Based on your company’s brand and culture, this might include finding new ways to provide a sense of purpose—such as supporting socially and environmentally conscious brands that align with employee values. Other ways to improve employee engagement include offering scheduling flexibility, improving the manager-to-employee relationship, and enhancing career development. The rise of self-checkout and live chat can help retailers expand their employer value proposition and offer skills that go beyond traditional retail career expectations.
The Power of Human-Centered Retail
- A human-centered approach helps retailers connect with what their employees are feeling, thinking and doing. To find out how in tune you are with your employees, ask yourself the following questions:
- What mechanisms do we leverage to stay in touch with the workforce experience?
- How does our people programming reflect the evolving needs of our people and business?
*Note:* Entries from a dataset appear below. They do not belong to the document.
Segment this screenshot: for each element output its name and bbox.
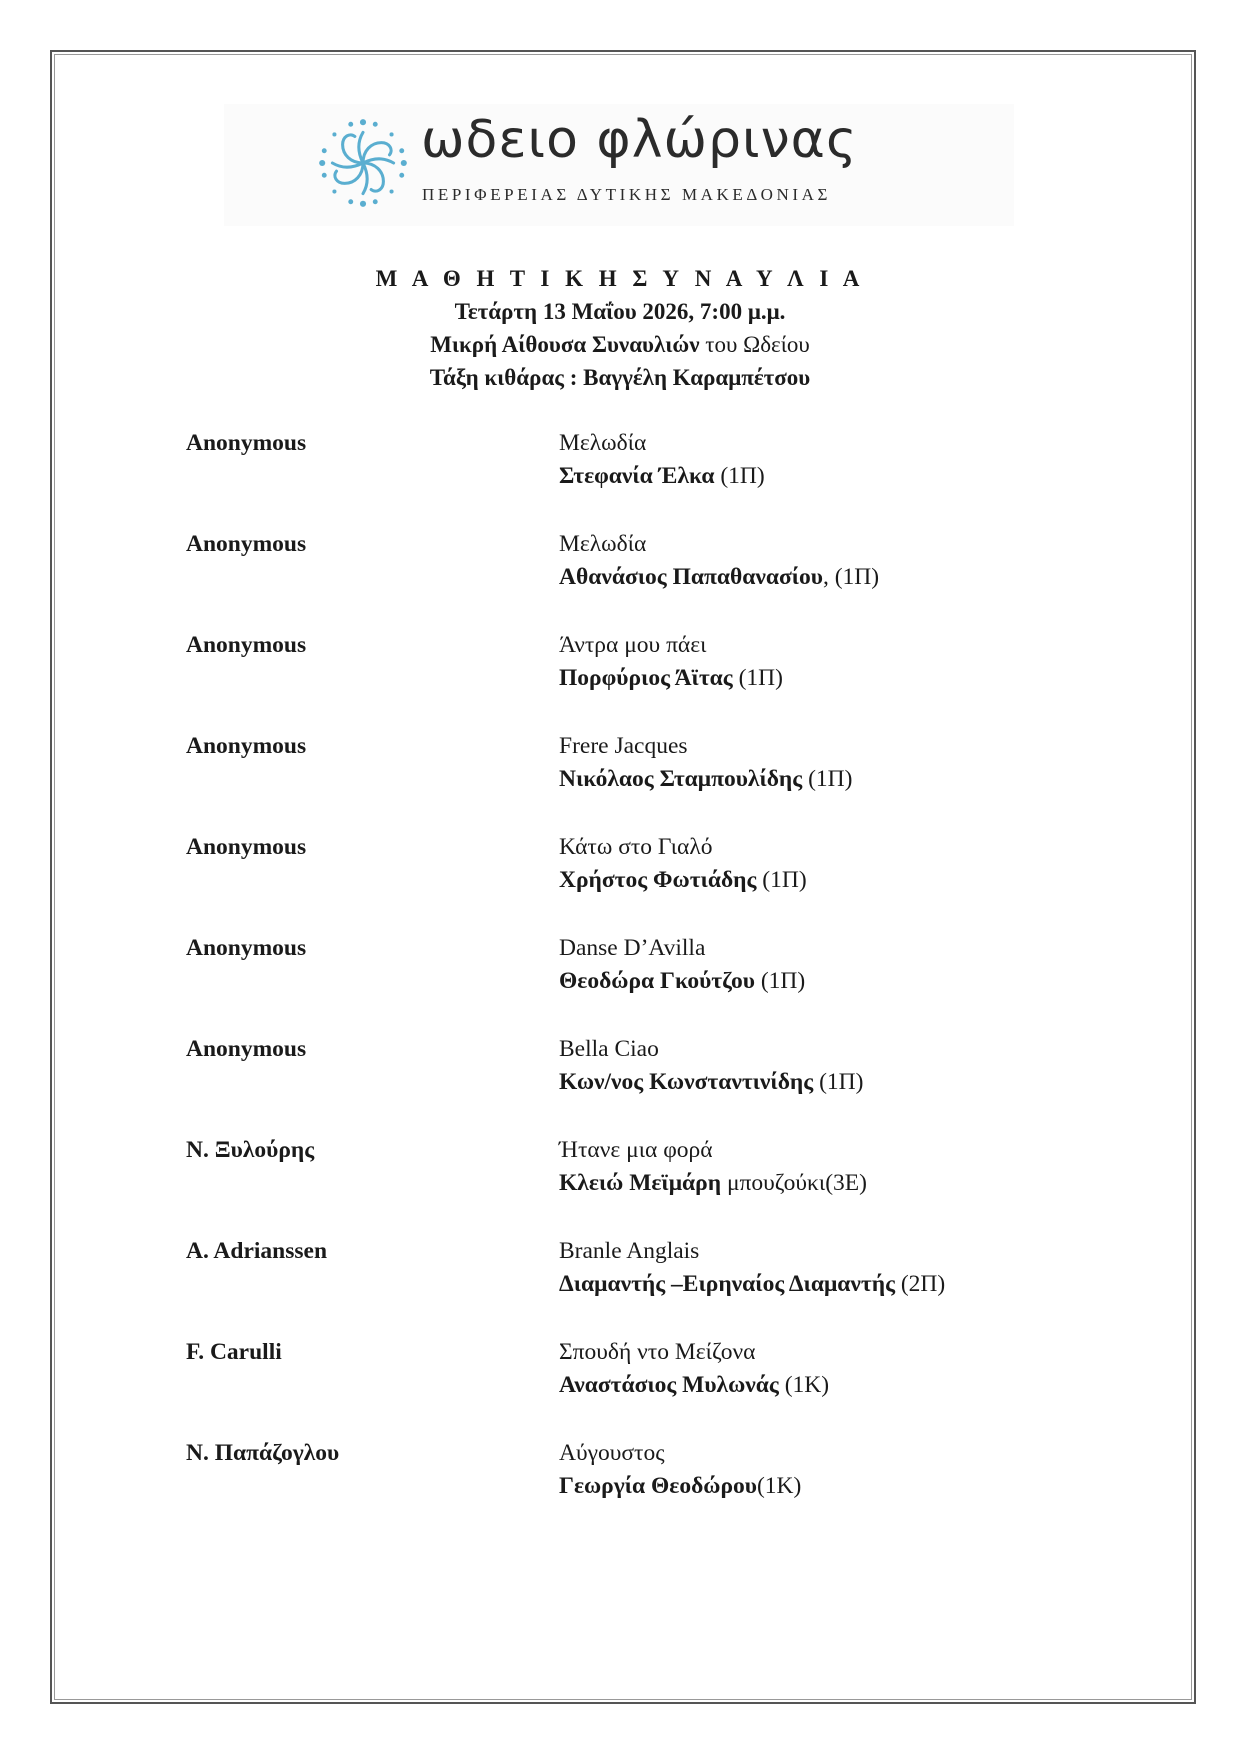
performer-detail: μπουζούκι(3Ε) bbox=[721, 1170, 867, 1196]
performer-name: Κων/νος Κωνσταντινίδης bbox=[559, 1069, 814, 1095]
logo-name: ωδειο φλώρινας bbox=[421, 110, 858, 170]
performer bbox=[559, 1473, 801, 1500]
performer-detail: , (1Π) bbox=[822, 564, 880, 590]
piece-title: Σπουδή ντο Μείζονα bbox=[559, 1339, 756, 1365]
performer bbox=[559, 1069, 863, 1096]
piece-title: Bella Ciao bbox=[559, 1036, 659, 1062]
swirl-logo-icon bbox=[312, 112, 414, 214]
performer bbox=[559, 968, 805, 995]
program-list bbox=[0, 430, 1240, 1541]
performer bbox=[559, 463, 765, 490]
program-item bbox=[0, 531, 1240, 632]
composer: F. Carulli bbox=[186, 1339, 282, 1365]
performer-name: Διαμαντής –Ειρηναίος Διαμαντής bbox=[559, 1271, 895, 1297]
program-item bbox=[0, 1238, 1240, 1339]
performer bbox=[559, 564, 879, 591]
program-item bbox=[0, 1440, 1240, 1541]
composer: Anonymous bbox=[186, 1036, 307, 1062]
performer-detail: (1Π) bbox=[754, 968, 806, 994]
piece-title: Branle Anglais bbox=[559, 1238, 700, 1264]
composer: Ν. Παπάζογλου bbox=[186, 1440, 340, 1466]
composer: Anonymous bbox=[186, 834, 307, 860]
composer: Anonymous bbox=[186, 935, 307, 961]
composer: Anonymous bbox=[186, 733, 307, 759]
program-item bbox=[0, 632, 1240, 733]
program-item bbox=[0, 733, 1240, 834]
composer: Anonymous bbox=[186, 430, 307, 456]
composer: Anonymous bbox=[186, 632, 307, 658]
program-item bbox=[0, 430, 1240, 531]
venue-normal: του Ωδείου bbox=[705, 332, 810, 357]
piece-title: Αύγουστος bbox=[559, 1440, 665, 1466]
piece-title: Κάτω στο Γιαλό bbox=[559, 834, 713, 860]
program-item bbox=[0, 1036, 1240, 1137]
performer-detail: (1Κ) bbox=[778, 1372, 830, 1398]
program-item bbox=[0, 1339, 1240, 1440]
piece-title: Μελωδία bbox=[559, 430, 647, 456]
concert-venue bbox=[0, 328, 1240, 361]
composer: Anonymous bbox=[186, 531, 307, 557]
performer bbox=[559, 1372, 829, 1399]
performer bbox=[559, 867, 807, 894]
performer-name: Αναστάσιος Μυλωνάς bbox=[559, 1372, 779, 1398]
performer-name: Αθανάσιος Παπαθανασίου bbox=[559, 564, 823, 590]
concert-title: Μ Α Θ Η Τ Ι Κ Η Σ Υ Ν Α Υ Λ Ι Α bbox=[375, 266, 865, 291]
performer-detail: (1Π) bbox=[714, 463, 765, 489]
performer bbox=[559, 1170, 867, 1197]
performer-name: Πορφύριος Άϊτας bbox=[559, 665, 733, 691]
concert-header bbox=[0, 262, 1240, 394]
program-item bbox=[0, 834, 1240, 935]
guitar-class: Τάξη κιθάρας : Βαγγέλη Καραμπέτσου bbox=[429, 365, 811, 390]
program-item bbox=[0, 1137, 1240, 1238]
performer bbox=[559, 665, 783, 692]
piece-title: Ήτανε μια φορά bbox=[559, 1137, 713, 1163]
piece-title: Frere Jacques bbox=[559, 733, 688, 759]
conservatory-logo bbox=[224, 104, 1014, 226]
composer: A. Adrianssen bbox=[186, 1238, 328, 1264]
performer-name: Νικόλαος Σταμπουλίδης bbox=[559, 766, 803, 792]
performer-detail: (2Π) bbox=[894, 1271, 946, 1297]
performer-detail: (1Π) bbox=[802, 766, 853, 792]
performer-detail: (1Κ) bbox=[756, 1473, 802, 1499]
performer-name: Κλειώ Μεϊμάρη bbox=[559, 1170, 722, 1196]
venue-bold: Μικρή Αίθουσα Συναυλιών bbox=[430, 332, 700, 357]
performer-name: Χρήστος Φωτιάδης bbox=[559, 867, 757, 893]
composer: Ν. Ξυλούρης bbox=[186, 1137, 315, 1163]
piece-title: Danse D’Avilla bbox=[559, 935, 706, 961]
program-item bbox=[0, 935, 1240, 1036]
performer-detail: (1Π) bbox=[756, 867, 807, 893]
logo-subtitle: ΠΕΡΙΦΕΡΕΙΑΣ ΔΥΤΙΚΗΣ ΜΑΚΕΔΟΝΙΑΣ bbox=[422, 185, 832, 204]
performer bbox=[559, 766, 852, 793]
performer-detail: (1Π) bbox=[813, 1069, 864, 1095]
piece-title: Άντρα μου πάει bbox=[559, 632, 707, 658]
performer-detail: (1Π) bbox=[732, 665, 783, 691]
piece-title: Μελωδία bbox=[559, 531, 647, 557]
performer-name: Θεοδώρα Γκούτζου bbox=[559, 968, 755, 994]
concert-date: Τετάρτη 13 Μαΐου 2026, 7:00 μ.μ. bbox=[454, 299, 786, 324]
performer bbox=[559, 1271, 945, 1298]
performer-name: Στεφανία Έλκα bbox=[559, 463, 715, 489]
performer-name: Γεωργία Θεοδώρου bbox=[559, 1473, 757, 1499]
- Do we have any tools that enable two-way conversations with employees? What metrics do we leverage to understand our workforce?
- How are we equipping leaders to coach employees through times of rapid change, mental health challenges, etc.?
The Bottom Line
Creating an exceptional employee experience is your direct path to ensuring an exceptional customer experience. The two are inextricably linked. More than ever, investing in your people is an investment in customer satisfaction, loyalty and business growth. When you believe, as we do, that your people are your greatest asset, putting them first results in much more than just a good feeling. It becomes the heart of your thriving, sustainable business.